Bynum arrived a few minutes later. He had company — his wife, Susan Bynum; his son, Robert, 9; and his daughter, Annabel, 7, were at his side — and they had stopped walking. There were pictures to look at, a wall full of pictures of all of Tulsa’s mayors, and there was their father and husband. A brand-new color portrait.
“It was cool to show them and to show them my granddad (Robert LaFortune) and Bill (Lafortune) and their great-great-great grandfather (R.N. Bynum),” Bynum said. “They have never been up here, Susan has never been up here. … That is why I wanted to bring them over after the transition and show them.”
He will not occupy the same office his two predecessors, Bartlett and Kathy Taylor, used when they were in office. He’s a few small steps down the hall, in a towering glass-walled office on the southeast corner of the building. What a view.
Bynum, the history buff, is filling it with old stuff. He’ll do his work seated at a wooden desk from his great grandfather G.T. Bynum Sr.’s machine shop.
Not far away is a birthday gift he received from his mother a few years ago: a replica of the rocking chair John F. Kennedy had in the Oval Office.
There is another wooden desk, this one from the U.S. Senate.
“There is a senator from Colorado who had that desk and his grandson sold it to me,” Bynum said. “It’s the exact same desk as is in the (Harry) Truman Library, the exact same desk as in the L.B.J. Library. It’s real hard to find one that isn’t kept in somebody’s family.”
And then there is the long, imposing, old wooden meeting table. It’s been sitting around City Hall, City Halls, really, for years. Robert LaFortune sat at it during his days as a city commissioner. Later, LaFortune would become Tulsa’s 31st mayor.
“When my granddad was a rookie street commissioner, the mayor sat right here and they would go around the table — there were five of them — and so the mayor and then the other three commissioners would vote and my granddad was in what was called the ‘hot seat.’ Right here, because if it was a tie, two to two, he always had to break the tie.
“It moved from old, old City Hall, to old City Hall, to this place and was just off in a hallway, and I thought, ‘Man, how cool would it be to have that in my office to use?’ so I moved it in.”
Now at the conference table was his grandson — surrounded by his staff — signing ordinances and other paperwork mayors must do. Bynum said the only thing he’d learned on his first day in office was that mayors have to tend to a lot of minutia — including the signing of documents. The small steps of a big job.
That was it. First day as mayor, over. He would race off for a brief speaking engagement, but as far as any real work, he was done.

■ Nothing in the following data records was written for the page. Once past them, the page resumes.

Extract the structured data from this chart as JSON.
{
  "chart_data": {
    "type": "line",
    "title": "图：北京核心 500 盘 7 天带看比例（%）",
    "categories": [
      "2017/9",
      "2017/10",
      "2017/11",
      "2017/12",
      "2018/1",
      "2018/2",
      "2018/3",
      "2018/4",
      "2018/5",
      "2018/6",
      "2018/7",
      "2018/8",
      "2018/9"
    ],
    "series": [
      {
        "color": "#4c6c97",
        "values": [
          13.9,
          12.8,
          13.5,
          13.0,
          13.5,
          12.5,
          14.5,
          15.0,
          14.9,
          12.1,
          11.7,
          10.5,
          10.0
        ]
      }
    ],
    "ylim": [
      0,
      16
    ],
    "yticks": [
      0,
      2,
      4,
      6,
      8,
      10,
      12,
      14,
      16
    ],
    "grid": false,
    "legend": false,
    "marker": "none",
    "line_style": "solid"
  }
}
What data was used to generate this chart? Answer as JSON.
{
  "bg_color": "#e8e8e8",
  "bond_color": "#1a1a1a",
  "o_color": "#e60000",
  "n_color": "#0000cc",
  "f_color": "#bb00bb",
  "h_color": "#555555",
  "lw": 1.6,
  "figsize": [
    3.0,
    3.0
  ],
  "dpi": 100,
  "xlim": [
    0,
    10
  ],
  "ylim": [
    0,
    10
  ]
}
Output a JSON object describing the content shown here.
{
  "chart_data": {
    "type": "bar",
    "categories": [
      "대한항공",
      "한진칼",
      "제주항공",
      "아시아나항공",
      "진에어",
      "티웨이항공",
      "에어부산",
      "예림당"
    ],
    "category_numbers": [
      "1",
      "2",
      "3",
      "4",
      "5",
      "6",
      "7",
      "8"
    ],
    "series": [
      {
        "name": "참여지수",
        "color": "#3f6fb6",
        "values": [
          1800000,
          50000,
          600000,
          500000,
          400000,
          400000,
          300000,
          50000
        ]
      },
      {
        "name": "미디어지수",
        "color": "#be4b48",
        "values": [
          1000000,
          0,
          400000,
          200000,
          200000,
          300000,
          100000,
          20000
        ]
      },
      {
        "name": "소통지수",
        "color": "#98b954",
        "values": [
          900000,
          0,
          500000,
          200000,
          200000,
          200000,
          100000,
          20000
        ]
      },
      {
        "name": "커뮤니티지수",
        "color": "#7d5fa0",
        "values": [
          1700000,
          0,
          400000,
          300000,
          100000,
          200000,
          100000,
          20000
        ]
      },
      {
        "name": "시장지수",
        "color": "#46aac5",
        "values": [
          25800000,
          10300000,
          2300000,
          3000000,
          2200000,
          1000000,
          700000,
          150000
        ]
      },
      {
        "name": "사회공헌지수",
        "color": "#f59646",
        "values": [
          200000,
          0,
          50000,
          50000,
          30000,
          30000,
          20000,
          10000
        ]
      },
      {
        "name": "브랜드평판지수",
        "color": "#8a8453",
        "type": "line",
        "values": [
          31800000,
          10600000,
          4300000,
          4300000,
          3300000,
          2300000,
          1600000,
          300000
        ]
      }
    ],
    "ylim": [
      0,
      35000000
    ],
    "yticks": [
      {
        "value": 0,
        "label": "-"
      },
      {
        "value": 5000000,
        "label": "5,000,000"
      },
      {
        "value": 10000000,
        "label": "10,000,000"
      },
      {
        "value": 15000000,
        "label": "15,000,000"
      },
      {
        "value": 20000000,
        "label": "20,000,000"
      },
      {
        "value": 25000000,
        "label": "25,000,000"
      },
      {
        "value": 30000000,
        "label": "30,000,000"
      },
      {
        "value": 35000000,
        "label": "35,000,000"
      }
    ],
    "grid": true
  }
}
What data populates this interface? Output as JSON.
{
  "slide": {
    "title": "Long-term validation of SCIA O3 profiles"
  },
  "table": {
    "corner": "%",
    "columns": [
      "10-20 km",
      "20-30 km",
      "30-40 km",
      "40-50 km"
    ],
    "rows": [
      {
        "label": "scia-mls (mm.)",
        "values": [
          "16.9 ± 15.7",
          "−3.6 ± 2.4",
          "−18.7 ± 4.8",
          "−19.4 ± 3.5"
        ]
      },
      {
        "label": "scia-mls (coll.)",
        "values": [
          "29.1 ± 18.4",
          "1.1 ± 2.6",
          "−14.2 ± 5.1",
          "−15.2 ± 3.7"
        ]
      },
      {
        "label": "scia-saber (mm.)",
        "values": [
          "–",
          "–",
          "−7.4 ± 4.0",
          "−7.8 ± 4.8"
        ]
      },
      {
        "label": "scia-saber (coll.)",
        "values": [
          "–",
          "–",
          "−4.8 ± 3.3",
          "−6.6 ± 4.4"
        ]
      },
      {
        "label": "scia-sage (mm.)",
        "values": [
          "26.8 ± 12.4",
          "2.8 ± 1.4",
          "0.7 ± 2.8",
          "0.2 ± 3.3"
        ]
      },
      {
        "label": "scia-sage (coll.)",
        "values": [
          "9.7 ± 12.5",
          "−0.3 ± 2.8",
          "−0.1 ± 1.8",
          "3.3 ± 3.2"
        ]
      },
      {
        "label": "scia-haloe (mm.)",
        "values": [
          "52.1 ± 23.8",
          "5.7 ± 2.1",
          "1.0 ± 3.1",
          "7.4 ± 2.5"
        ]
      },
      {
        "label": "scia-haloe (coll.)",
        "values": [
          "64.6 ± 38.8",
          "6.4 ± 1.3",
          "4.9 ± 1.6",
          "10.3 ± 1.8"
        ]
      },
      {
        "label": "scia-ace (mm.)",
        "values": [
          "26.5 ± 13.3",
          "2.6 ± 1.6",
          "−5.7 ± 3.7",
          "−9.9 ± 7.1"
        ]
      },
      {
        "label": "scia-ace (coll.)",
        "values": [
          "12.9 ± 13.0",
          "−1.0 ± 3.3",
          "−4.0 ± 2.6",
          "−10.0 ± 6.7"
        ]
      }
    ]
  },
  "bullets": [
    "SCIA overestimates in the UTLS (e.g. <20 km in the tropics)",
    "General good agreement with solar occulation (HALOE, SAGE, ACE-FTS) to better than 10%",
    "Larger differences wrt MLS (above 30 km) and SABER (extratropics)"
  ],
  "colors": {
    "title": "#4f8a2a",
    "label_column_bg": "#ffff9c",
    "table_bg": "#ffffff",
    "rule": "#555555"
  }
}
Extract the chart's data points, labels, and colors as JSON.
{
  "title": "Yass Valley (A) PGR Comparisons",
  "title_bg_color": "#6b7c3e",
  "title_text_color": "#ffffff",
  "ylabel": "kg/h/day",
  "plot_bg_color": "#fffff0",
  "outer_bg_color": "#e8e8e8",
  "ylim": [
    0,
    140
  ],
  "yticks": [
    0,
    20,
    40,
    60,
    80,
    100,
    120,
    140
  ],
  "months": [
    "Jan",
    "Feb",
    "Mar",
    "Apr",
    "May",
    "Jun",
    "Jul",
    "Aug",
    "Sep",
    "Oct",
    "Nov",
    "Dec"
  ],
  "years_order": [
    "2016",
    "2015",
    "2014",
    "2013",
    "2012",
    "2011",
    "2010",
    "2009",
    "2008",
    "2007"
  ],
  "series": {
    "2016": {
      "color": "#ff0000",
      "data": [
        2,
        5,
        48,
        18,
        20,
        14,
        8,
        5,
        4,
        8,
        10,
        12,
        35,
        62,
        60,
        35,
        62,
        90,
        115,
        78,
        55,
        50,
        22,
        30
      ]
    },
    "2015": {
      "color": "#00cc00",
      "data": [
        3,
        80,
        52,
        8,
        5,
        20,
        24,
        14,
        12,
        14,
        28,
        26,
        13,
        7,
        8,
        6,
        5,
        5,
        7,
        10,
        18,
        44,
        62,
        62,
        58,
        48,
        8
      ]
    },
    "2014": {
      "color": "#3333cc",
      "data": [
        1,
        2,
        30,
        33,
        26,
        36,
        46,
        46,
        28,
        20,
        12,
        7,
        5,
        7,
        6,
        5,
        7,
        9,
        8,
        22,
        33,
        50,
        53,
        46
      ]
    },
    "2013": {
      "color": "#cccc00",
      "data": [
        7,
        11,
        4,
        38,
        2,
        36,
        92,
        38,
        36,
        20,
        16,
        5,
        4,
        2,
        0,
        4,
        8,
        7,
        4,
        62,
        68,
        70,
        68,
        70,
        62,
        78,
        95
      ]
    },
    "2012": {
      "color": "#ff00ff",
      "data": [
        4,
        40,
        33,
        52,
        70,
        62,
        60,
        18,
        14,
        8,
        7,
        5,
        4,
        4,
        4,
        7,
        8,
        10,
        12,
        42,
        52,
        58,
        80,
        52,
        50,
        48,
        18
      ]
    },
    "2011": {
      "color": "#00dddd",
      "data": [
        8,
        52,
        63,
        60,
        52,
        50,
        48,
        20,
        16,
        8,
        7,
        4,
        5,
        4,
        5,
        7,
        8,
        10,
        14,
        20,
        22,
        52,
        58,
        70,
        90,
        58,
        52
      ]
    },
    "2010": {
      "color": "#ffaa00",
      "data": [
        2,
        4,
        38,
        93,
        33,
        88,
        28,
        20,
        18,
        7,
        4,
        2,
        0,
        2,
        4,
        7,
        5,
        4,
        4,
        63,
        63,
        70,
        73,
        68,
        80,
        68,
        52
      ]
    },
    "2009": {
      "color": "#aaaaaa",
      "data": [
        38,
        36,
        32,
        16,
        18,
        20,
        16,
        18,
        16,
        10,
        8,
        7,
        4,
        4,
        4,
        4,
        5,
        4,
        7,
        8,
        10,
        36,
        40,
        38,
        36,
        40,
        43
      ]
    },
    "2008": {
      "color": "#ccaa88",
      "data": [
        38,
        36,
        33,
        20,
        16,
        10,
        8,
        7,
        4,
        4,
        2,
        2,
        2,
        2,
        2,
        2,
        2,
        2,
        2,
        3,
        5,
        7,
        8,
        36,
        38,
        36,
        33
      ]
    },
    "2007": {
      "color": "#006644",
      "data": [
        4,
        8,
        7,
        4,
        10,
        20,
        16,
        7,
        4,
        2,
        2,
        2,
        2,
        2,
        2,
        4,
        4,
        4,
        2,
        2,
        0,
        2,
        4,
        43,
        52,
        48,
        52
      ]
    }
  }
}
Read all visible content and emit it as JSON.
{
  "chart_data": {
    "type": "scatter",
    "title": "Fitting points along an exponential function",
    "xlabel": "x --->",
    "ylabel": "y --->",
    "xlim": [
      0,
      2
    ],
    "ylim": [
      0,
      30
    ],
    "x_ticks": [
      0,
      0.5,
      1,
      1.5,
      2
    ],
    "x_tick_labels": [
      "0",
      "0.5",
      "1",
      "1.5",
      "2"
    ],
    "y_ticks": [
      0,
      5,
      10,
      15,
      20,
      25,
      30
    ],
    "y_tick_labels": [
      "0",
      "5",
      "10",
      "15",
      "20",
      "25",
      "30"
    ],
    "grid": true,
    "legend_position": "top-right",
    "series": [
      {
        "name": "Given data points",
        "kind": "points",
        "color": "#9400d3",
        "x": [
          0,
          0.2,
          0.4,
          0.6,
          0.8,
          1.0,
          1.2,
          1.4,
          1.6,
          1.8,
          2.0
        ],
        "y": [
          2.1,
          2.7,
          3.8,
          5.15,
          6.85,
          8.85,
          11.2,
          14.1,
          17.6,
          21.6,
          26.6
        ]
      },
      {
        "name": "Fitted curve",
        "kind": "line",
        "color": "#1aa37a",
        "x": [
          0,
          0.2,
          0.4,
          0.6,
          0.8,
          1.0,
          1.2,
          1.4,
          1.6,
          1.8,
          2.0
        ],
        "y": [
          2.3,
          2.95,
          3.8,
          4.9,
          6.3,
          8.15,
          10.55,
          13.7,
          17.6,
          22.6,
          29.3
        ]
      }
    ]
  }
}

How quickly, and slowly, it had come. Since the June 28 election, Bynum has been counting down the days until he would take office. Monday was day number 160. If he had been anxious before, he wasn’t anymore.
“Actually, it was so funny, we were sitting in bed last night, Susan studying for a (law school) final, completely exhausted,” Bynum said. “I had gone to a dinner that some folks had for me, and I was ready to go to sleep. I thought in advance I am going to be so wired I won’t be able to sleep, but I slept like a baby.”
Walking out of City Hall, Bynum laughed about how his day had begun. It was early, about 7 a.m. or so. He wanted in, to check out his new office. At the time, he was still City Councilor Bynum. A janitor had to let him in.
Several hours and one big moment later, he was walking out as mayor.
But, as if to remind himself of all the small steps it had taken him to get there, he would return. At 6:30 p.m., in the dark, Bynum stood at the first-floor entrance of City Hall and greeted his family.
There was Robert LaFortune, and others, all glad to see him. Hugging and happy. And up they went to the 15th floor, to Mayor G.T. Bynum’s unpacked office with the great view.
Later, a few small steps down the street, they would dine together to celebrate this big moment in Tulsa’s history.